Unterabschnitt 2 Rechnungslegung und Transparenzbericht

§ 57 Jahresabschluss und Lagebericht



(1) 1Die Verwertungsgesellschaft hat, auch wenn sie nicht in der Rechtsform einer Kapitalgesellschaft betrieben wird, einen aus Bilanz, Gewinn- und Verlustrechnung, Kapitalflussrechnung und Anhang bestehenden Jahresabschluss und einen Lagebericht nach den für große Kapitalgesellschaften geltenden Bestimmungen des Handelsgesetzbuchs aufzustellen, prüfen zu lassen und offenzulegen. 2Die Offenlegung ist spätestens zum Ablauf von acht Monaten nach dem Schluss des Geschäftsjahres zu bewirken. 3Der Bestätigungsvermerk ist mit seinem vollen Wortlaut wiederzugeben.

(2) 1Die Prüfung des Jahresabschlusses umfasst auch die Prüfung, ob die Pflichten nach den §§ 24 und 28 Absatz 4 erfüllt und die Wertansätze und die Zuordnung der Konten unter Beachtung des Grundsatzes der Stetigkeit sachgerecht und nachvollziehbar erfolgt sind, sowie die Prüfung, ob bei der Anlage der Einnahmen aus den Rechten die Anlagerichtlinie beachtet worden ist (§ 25 Absatz 1 Satz 2). 2Das Ergebnis ist in den Prüfungsbericht aufzunehmen.

(3) Weiter gehende gesetzliche Vorschriften über die Rechnungslegung und Prüfung bleiben unberührt.


§ 58 Jährlicher Transparenzbericht



(1) Die Verwertungsgesellschaft erstellt spätestens acht Monate nach dem Schluss des Geschäftsjahres einen Transparenzbericht (jährlicher Transparenzbericht) für dieses Geschäftsjahr.
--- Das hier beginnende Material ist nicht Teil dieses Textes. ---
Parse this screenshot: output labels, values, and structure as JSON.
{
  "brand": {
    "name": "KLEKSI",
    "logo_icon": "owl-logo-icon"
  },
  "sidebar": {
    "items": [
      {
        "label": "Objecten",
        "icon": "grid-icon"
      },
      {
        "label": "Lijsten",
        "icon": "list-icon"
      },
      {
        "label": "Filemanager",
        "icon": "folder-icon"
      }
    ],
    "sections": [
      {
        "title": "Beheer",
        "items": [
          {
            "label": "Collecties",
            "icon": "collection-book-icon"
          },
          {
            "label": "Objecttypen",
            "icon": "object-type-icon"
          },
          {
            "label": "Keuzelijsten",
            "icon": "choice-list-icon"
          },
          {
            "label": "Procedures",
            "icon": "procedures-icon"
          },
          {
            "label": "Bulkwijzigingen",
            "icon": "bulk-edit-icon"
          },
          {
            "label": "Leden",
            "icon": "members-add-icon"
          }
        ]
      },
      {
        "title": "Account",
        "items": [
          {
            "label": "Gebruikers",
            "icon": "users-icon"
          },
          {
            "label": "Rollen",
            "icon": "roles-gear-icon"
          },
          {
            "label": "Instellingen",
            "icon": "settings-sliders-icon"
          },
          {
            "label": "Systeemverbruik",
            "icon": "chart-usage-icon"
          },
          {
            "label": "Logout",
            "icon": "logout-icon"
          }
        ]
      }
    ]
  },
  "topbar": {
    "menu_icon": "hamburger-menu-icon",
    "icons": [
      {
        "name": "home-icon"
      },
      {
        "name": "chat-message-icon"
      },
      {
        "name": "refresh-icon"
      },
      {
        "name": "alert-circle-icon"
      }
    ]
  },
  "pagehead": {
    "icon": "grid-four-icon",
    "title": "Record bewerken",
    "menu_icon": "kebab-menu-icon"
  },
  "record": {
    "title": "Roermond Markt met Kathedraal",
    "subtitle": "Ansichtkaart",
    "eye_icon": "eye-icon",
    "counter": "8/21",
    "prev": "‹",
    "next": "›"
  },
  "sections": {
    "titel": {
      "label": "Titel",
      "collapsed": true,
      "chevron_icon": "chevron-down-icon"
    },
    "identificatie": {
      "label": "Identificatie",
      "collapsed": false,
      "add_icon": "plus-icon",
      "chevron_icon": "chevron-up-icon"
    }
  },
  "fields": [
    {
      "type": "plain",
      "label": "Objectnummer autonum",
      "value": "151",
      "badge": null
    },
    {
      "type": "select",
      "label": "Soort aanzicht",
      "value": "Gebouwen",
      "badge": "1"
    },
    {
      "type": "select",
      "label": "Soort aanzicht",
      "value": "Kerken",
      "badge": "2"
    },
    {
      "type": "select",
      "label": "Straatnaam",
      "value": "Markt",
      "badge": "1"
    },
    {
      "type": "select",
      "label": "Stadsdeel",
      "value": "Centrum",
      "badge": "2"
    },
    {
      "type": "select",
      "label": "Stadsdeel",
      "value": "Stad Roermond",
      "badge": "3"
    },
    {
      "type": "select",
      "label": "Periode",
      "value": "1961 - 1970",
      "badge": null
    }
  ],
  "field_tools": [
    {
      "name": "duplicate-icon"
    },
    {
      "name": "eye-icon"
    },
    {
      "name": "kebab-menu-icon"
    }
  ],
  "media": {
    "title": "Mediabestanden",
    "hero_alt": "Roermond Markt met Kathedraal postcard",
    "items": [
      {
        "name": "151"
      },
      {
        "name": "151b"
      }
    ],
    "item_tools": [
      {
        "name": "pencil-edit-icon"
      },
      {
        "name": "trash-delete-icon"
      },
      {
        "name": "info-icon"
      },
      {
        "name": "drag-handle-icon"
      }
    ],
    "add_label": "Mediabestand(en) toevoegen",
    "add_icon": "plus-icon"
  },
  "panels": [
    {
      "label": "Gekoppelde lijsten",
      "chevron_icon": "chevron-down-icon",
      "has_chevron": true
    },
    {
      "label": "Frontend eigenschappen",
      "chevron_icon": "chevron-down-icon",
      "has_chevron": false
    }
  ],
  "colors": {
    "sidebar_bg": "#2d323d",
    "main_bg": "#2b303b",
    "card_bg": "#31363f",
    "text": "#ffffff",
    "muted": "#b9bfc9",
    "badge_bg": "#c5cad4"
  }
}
(2) Der jährliche Transparenzbericht muss mindestens die in der Anlage aufgeführten Angaben enthalten.

(3) 1Die Finanzinformationen nach Nummer 1 Buchstabe g der Anlage sowie der Inhalt des gesonderten Berichts nach Nummer 1 Buchstabe h der Anlage sind einer prüferischen Durchsicht durch einen Abschlussprüfer zu unterziehen. 2Die Vorschriften über die Bestellung des Abschlussprüfers sind auf die prüferische Durchsicht entsprechend anzuwenden. 3Der Abschlussprüfer fasst das Ergebnis der prüferischen Durchsicht in einer Bescheinigung zum jährlichen Transparenzbericht zusammen.

(4) 1Die Verwertungsgesellschaft veröffentlicht innerhalb der Frist nach Absatz 1 den jährlichen Transparenzbericht einschließlich des Bestätigungsvermerks über den Jahresabschluss und der Bescheinigung zum jährlichen Transparenzbericht nach Absatz 3 oder etwaiger Beanstandungen, jeweils im vollen Wortlaut, auf ihrer Internetseite. 2Der jährliche Transparenzbericht muss dort mindestens fünf Jahre lang öffentlich zugänglich bleiben.